If you have a chronic health problem that makes you at higher risk for COVID-19, you have a right under the Americans with Disabilities Act to request to work from home as an accommodation. The Equal Employment Opportunity Commission has made clear through its website that employees with disabilities that put them at high risk from complications of the pandemic may request to work from home as a reasonable accommodation to reduce their chances of infection.
This does not mean that your employer must grant the request. If your job cannot be performed at home (if you are a cashier, a cook, or a store manager, to name a few examples), your employer does not have to grant the request to work from home. In this case, you should consider requesting other accommodations that will help reduce the risk of infection such as masks, gloves, increased distance from co-workers, more frequent cleanings, different shifts, or hand sanitizer.

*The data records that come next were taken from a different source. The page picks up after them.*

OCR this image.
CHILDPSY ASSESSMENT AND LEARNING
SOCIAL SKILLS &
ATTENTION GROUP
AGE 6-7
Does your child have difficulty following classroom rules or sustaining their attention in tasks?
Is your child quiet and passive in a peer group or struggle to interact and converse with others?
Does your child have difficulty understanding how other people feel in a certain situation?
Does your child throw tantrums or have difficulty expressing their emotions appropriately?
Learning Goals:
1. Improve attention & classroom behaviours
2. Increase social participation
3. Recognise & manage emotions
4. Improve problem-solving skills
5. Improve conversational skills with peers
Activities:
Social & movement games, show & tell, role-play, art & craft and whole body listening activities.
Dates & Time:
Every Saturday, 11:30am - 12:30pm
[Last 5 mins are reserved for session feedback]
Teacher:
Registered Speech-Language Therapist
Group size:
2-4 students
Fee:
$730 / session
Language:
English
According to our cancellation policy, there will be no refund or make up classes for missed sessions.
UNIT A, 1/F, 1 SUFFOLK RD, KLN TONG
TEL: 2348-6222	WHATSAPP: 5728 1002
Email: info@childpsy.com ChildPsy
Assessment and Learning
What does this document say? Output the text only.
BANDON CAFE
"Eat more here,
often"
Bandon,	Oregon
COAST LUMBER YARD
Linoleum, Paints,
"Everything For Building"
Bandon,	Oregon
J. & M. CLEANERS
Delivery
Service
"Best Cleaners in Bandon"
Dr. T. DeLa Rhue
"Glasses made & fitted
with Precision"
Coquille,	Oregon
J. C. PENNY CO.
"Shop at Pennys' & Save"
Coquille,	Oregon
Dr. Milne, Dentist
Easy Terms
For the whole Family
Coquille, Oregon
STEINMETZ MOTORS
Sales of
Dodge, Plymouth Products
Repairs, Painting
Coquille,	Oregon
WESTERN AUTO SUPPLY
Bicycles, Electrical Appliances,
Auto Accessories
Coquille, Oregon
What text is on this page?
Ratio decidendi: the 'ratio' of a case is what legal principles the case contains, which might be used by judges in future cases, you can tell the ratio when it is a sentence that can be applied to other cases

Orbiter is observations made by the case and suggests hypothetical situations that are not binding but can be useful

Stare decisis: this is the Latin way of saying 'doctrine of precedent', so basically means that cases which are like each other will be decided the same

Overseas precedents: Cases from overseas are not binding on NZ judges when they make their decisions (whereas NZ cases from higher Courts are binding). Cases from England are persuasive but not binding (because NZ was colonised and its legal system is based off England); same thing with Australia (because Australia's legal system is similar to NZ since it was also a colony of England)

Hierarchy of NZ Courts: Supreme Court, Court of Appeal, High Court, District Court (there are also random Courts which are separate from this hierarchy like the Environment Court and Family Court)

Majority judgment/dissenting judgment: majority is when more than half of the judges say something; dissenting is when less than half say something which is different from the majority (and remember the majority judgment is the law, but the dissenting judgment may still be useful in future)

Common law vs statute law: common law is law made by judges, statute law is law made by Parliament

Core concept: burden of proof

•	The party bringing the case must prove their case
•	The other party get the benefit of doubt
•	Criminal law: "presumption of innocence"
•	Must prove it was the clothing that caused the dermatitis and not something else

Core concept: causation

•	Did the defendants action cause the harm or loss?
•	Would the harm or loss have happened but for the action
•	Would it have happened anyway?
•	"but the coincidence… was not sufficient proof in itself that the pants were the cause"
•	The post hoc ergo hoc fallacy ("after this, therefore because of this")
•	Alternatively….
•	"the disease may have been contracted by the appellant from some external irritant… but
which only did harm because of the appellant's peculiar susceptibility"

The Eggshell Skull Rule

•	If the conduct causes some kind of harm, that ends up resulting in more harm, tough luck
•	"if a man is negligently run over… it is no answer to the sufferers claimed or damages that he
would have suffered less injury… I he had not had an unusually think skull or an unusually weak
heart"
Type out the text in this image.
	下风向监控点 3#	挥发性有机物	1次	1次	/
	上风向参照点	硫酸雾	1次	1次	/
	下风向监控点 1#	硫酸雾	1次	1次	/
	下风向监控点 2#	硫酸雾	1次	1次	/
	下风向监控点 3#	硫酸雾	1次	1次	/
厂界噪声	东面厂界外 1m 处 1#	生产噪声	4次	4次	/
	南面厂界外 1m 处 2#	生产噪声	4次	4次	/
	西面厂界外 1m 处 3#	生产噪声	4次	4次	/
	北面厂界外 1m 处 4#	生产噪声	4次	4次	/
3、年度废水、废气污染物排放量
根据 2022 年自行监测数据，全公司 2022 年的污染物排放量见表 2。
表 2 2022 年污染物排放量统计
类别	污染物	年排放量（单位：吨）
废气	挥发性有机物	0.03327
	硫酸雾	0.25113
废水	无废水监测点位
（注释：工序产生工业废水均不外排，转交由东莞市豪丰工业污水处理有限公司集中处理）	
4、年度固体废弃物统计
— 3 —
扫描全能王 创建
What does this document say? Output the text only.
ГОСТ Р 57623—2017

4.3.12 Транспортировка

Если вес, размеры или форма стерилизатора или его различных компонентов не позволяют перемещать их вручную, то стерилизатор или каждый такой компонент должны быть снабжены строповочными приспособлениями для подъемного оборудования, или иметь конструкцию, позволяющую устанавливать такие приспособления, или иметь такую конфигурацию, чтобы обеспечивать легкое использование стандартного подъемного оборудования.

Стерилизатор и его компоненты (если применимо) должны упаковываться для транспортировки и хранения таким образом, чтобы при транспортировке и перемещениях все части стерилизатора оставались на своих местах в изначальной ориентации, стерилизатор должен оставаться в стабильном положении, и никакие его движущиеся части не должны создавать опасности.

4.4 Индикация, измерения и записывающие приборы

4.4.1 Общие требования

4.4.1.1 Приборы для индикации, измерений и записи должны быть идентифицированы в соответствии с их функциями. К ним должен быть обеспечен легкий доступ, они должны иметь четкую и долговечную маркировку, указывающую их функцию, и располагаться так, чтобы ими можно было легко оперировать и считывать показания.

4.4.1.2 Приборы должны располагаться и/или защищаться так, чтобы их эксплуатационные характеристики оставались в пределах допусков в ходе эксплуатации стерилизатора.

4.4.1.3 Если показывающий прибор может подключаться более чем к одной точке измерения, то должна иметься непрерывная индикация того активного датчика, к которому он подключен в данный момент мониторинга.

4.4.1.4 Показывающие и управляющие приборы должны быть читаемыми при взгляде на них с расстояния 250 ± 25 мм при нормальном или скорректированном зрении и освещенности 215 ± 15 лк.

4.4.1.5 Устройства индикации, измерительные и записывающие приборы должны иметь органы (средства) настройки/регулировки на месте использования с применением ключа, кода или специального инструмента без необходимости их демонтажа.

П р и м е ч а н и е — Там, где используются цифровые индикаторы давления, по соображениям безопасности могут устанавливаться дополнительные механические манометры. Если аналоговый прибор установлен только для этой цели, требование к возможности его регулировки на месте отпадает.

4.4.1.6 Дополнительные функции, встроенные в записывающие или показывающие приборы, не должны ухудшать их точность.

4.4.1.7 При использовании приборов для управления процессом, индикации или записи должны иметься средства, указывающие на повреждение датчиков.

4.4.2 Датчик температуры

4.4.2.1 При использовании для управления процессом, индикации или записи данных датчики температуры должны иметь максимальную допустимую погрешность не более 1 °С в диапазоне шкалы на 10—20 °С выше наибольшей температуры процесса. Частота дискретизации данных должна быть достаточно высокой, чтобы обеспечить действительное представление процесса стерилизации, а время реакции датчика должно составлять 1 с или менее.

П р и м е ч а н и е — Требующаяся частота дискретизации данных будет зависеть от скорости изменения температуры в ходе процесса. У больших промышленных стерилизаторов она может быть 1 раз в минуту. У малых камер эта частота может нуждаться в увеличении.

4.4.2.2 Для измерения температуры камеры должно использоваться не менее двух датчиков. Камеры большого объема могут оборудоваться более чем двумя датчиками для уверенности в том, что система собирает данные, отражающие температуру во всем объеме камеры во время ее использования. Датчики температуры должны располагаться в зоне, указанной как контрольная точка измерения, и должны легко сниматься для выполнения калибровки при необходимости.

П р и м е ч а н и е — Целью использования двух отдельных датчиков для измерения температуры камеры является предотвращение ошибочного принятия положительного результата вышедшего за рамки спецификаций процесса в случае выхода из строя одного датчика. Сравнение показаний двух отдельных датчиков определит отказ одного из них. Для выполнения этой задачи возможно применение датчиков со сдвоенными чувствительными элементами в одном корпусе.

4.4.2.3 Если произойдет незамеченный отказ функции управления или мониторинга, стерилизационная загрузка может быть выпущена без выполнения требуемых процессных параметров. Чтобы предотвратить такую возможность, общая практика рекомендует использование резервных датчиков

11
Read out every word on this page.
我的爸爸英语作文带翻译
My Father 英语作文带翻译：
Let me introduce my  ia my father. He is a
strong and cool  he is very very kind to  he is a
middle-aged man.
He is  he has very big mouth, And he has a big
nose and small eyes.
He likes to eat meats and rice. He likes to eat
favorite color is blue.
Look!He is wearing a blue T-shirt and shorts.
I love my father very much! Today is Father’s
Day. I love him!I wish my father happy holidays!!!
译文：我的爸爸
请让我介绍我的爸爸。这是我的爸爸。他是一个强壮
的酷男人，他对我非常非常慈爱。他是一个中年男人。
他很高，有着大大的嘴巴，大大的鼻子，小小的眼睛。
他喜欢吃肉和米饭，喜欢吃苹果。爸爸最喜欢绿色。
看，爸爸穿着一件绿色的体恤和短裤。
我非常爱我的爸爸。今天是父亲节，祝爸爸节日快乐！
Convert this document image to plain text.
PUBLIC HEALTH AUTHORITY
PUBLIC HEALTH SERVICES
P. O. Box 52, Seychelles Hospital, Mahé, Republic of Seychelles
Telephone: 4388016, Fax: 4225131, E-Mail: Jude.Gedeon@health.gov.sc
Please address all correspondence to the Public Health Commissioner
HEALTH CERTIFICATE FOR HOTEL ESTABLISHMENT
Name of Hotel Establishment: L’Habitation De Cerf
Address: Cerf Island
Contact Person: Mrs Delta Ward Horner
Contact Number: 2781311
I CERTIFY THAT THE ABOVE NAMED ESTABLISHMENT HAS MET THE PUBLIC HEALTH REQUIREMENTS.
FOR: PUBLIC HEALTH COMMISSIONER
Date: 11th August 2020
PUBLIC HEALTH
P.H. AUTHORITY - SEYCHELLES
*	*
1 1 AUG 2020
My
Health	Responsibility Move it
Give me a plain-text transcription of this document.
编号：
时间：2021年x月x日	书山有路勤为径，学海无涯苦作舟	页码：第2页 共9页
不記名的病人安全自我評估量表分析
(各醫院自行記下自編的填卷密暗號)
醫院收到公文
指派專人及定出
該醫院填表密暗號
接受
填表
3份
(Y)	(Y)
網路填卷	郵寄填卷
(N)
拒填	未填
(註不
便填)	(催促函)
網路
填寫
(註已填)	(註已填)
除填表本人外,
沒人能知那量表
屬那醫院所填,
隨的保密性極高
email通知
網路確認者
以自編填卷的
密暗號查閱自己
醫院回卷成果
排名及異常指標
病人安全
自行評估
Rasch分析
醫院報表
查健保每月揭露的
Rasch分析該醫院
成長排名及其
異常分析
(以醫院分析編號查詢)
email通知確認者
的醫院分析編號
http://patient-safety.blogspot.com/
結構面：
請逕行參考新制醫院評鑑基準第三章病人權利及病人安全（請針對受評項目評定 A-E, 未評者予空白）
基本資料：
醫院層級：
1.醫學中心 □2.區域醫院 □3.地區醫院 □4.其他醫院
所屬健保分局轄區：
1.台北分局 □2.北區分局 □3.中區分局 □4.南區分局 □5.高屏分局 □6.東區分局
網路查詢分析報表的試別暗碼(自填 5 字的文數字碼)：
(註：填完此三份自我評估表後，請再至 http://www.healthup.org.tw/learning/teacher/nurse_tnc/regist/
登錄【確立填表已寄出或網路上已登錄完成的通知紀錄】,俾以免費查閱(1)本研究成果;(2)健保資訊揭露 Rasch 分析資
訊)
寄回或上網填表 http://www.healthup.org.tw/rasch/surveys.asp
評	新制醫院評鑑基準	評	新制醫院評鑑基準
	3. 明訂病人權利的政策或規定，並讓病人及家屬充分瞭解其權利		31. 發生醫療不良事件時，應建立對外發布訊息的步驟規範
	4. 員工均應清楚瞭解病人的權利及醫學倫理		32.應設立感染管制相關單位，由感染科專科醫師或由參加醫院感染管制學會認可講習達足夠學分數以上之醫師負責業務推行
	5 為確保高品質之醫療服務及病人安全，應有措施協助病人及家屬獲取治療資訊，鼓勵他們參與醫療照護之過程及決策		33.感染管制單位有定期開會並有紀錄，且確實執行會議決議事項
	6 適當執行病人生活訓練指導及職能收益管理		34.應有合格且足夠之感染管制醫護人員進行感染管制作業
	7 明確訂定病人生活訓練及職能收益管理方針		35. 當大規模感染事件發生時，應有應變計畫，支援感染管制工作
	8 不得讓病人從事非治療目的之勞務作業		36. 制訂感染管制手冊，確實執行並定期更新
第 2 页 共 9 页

These are examples of accommodations that employers should provide for employees with disabilities.
If your job can be performed from home, your employer should grant the request unless it imposes an undue hardship on the employer.
You have the right to request that your employer provide latex-free gloves. Unless it imposes an undue hardship on the business, your employer should provide latex-free gloves. You should be prepared for it to take some time, however, for the employer to be able to get the latex-free gloves, given the demand for protective gloves due to COVID-19.
Only employers with 15 or more employees are required to provide reasonable accommodations to employees with disabilities. If you work for an employer with less than 15 employees, your employer is not required to provide any reasonable accommodations, including working from home.